A chance message has led to the ultimate glory for Kiwi Ben McLachlan and his partner Jan Lennard Struff at the ASB Classic.
Around this time last year the duo had never even met, but now they have claimed the doubles title in Auckland, upsetting third seeds Michael Venus and Raven Klaasen 6-3 6-4 in a convincing display.
"He messaged me last year because I had my name on a list looking for a doubles partner for the Australian Open," said McLachlan. "We actually hadn't met at that point and he got my number from someone. I had a good result in Tokyo and I think he had heard about me. He messaged me, asking if I wanted to play. I was pretty stoked to get that message."
The rest is history. In 2018 the duo made a run to the last four in Melbourne, reached three other semifinals and won their first final together in Tokyo.
"It's pretty rare when you play that first tournament with someone and you just click," said Queenstown-born McLachlan. "It's all gone well from there."
It was a memorable day for McLachlan, who served as a ball boy as a youngster at Stanley Street. A promising junior, McLachlan then took the college route in America, before opting to switch allegiance to Japan, the country of his mother's birth, in June 2017.
"It's something I thought about for a long time, even when I was a junior," said McLachlan. "And then I went to college and put that in the back of the mind until I went pro. Japan tennis is pretty big right now, especially with Kei Nishikori and everyone doing really well. I thought it would be a great opportunity for me and my career."
Since that move, in June 2017, McLachlan has rocketed up the rankings, now sitting at a career high No 18 in doubles.
McLachlan and Struff were the outsiders today, but produced a brilliant display, while Venus and Klaasen lacked the edge they had displayed earlier in this tournament.
Like he had done all week, the 1.96m Struff dominated with his power. He produced some booming serves, and showed no mercy with his returns.
"He goes big, he hits big," said Venus. "We knew what was coming. With him, if you don't locate the serves quite right or in the right positions then he is all over it. We missed some spots and he took full advantage."
Struff also produced probably the shot of the tournament with a backhand passing shot hit from near the corporate boxes. Pushed out wide, Struff squeezed his shot around the net post — and between the umpires chair and the net — for a winner. That set up a break point, which was duly converted.
"I was trying to get that ball," said Struff. "It was nice to hit it around the net. If someone else does it to me it doesn't feel that good. It was a nice shot, changed a bit of momentum and sometimes that can happen."
Venus and Klaasen were happy with their week, but disappointed with their output in the decider.

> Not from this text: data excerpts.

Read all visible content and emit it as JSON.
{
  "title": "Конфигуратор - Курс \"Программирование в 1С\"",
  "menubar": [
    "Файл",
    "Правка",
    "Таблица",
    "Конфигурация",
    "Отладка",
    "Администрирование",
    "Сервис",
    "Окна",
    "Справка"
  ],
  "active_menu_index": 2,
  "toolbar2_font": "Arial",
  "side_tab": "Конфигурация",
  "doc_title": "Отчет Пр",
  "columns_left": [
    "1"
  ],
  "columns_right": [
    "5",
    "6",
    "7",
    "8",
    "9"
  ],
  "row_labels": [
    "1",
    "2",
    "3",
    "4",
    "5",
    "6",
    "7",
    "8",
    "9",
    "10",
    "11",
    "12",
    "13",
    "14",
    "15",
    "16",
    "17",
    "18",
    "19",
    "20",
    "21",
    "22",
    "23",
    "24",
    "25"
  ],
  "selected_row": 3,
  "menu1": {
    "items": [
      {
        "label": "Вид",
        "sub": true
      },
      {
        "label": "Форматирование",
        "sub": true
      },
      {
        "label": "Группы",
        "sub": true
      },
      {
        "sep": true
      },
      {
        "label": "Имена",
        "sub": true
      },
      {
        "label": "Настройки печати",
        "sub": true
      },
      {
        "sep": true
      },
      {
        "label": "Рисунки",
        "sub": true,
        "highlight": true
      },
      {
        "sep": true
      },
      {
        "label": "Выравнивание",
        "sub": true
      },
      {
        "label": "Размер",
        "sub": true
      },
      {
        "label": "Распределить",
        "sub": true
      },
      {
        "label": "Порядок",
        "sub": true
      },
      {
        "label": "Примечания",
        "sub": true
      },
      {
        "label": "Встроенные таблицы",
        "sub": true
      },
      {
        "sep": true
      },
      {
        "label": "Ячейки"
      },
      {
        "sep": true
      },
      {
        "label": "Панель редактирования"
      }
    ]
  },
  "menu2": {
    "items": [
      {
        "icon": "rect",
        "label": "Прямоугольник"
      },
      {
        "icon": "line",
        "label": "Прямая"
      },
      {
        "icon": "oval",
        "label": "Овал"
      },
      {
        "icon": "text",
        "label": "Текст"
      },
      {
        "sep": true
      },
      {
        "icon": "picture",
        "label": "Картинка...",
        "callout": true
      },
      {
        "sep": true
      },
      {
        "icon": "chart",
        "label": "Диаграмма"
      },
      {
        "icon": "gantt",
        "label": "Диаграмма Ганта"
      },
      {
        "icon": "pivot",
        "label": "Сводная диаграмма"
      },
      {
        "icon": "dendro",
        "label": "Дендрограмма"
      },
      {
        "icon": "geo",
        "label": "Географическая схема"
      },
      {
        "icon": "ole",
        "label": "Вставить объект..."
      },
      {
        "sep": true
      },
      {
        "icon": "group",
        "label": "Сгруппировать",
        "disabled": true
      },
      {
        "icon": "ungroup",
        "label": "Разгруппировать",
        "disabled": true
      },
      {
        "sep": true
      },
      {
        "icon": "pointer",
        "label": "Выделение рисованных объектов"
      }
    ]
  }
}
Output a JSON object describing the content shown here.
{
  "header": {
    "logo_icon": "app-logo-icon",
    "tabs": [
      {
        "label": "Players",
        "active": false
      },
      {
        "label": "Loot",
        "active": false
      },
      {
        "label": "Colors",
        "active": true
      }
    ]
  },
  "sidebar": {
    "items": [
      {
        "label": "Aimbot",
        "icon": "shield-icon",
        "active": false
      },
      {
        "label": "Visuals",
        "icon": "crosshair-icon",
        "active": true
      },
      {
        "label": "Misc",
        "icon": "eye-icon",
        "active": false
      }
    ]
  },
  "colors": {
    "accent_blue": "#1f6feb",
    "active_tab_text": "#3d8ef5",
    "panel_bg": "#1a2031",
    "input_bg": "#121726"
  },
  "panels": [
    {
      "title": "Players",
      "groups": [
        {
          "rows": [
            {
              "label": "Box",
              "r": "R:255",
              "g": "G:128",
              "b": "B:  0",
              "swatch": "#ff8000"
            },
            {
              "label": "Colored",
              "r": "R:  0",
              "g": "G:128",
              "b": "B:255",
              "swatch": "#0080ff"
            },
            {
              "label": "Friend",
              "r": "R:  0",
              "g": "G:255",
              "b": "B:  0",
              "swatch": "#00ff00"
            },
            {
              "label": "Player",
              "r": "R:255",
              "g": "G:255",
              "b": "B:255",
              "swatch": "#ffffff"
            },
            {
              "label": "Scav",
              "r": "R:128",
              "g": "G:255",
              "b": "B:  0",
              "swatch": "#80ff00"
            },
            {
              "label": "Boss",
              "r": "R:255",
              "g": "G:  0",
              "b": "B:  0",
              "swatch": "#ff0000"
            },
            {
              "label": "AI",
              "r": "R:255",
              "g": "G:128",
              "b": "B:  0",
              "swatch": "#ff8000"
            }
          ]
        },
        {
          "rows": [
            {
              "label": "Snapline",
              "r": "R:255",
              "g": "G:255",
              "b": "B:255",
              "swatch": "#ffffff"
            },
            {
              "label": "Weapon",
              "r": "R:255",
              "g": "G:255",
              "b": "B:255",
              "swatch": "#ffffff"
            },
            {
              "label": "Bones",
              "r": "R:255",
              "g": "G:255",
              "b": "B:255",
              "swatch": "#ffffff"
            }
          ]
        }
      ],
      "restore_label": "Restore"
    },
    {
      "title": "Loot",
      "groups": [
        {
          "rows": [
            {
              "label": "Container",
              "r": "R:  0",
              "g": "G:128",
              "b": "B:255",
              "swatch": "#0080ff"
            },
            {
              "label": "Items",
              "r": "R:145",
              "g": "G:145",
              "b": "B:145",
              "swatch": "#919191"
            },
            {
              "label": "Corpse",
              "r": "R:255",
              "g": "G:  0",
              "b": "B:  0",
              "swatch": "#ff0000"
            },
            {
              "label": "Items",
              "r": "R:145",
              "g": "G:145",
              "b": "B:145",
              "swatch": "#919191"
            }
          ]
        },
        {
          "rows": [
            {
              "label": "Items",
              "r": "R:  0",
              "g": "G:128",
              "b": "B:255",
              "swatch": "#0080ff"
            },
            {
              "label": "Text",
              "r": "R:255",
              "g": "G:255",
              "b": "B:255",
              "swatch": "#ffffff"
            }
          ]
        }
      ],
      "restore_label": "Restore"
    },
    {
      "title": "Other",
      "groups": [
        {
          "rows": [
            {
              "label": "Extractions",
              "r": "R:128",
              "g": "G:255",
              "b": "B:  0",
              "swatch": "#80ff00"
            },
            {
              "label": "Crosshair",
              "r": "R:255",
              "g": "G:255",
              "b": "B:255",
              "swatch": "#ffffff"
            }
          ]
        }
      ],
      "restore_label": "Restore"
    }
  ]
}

"With the style of tennis that these guys play, there's not many rallies that get past two or three shots," said Klaasen. "You have to be really sharp at the beginning of the point. I wouldn't say we were far off but we weren't allowed as much freedom in this match, and we probably had a smaller margin. It probably wasn't as bad as it seemed, but if we could go back we would like to tighten up a little bit."